Promotion de Google Ads

Délibérément ou non,
Google a affiché un comportement de protection du consommateur, tout en
développant des offres commerciales à l’égard d’éditeurs de sites pourtant
considérés par Google elle-même comme douteux, avec pour objectif d’augmenter
les investissements dans Google Ads (prestations d’accompagnement).

En outre, la Règle sur la « vente de services gratuits » a
pu conduire les sites à favoriser une politique de contenus fondée sur la gratuité
couplée à la publicité, modèle très présent dans l’écosystème des produits
Google. En effet, afin de ne pas être pris en défaut sur la Règle
d’interdiction de vente de services gratuits, des sites ont pu revoir leur
modèle économique en proposant exclusivement des services non payants pour les
utilisateurs, et financés, indirectement, par la vente d’espace publicitaires
via la publicité « display » pour laquelle Google propose ses services.

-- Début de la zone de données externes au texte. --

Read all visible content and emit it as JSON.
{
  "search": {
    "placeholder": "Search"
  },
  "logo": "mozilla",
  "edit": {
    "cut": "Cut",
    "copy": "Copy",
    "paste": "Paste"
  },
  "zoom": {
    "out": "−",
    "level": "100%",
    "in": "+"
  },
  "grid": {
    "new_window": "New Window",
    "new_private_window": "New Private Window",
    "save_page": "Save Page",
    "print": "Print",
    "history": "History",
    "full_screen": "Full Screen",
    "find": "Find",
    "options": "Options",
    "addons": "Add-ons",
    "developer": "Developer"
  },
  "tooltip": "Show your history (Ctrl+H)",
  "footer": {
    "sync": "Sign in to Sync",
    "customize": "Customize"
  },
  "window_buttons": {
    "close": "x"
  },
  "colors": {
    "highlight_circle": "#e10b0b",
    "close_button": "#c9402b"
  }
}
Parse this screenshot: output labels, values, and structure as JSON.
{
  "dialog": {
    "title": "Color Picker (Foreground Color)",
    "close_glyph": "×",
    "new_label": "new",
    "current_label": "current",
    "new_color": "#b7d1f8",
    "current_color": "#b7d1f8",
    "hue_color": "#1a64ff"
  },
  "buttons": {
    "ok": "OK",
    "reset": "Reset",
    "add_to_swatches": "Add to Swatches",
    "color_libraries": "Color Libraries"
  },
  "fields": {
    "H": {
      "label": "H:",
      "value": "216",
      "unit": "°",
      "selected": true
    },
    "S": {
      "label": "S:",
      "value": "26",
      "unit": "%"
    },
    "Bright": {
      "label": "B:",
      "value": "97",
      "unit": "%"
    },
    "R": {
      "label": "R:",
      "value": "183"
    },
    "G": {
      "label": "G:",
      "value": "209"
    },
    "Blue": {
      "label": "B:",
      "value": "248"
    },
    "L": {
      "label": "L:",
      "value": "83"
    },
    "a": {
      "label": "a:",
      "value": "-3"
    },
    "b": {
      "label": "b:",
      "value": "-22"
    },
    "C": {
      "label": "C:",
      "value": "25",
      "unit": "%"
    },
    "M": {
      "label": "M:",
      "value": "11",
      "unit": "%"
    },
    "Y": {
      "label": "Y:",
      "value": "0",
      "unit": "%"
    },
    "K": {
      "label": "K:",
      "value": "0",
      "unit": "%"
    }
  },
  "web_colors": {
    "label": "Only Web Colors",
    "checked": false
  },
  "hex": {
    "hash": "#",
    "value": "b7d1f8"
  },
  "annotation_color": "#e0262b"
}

Ces pratiques ont nui également aux sites à faible notoriété. En effet, l’optimisation du référencement naturel ne pouvant être que longue et complexe, la seule véritable possibilité offerte à ces sites pour se faire connaître est, dans la grande majorité des cas, le référencement payant, les annonces liées aux recherches Google étant devenues la « norme de fait » pour les annonceurs souhaitant acheter ce type de publicité. Décision en cours de publication par l’Autorité.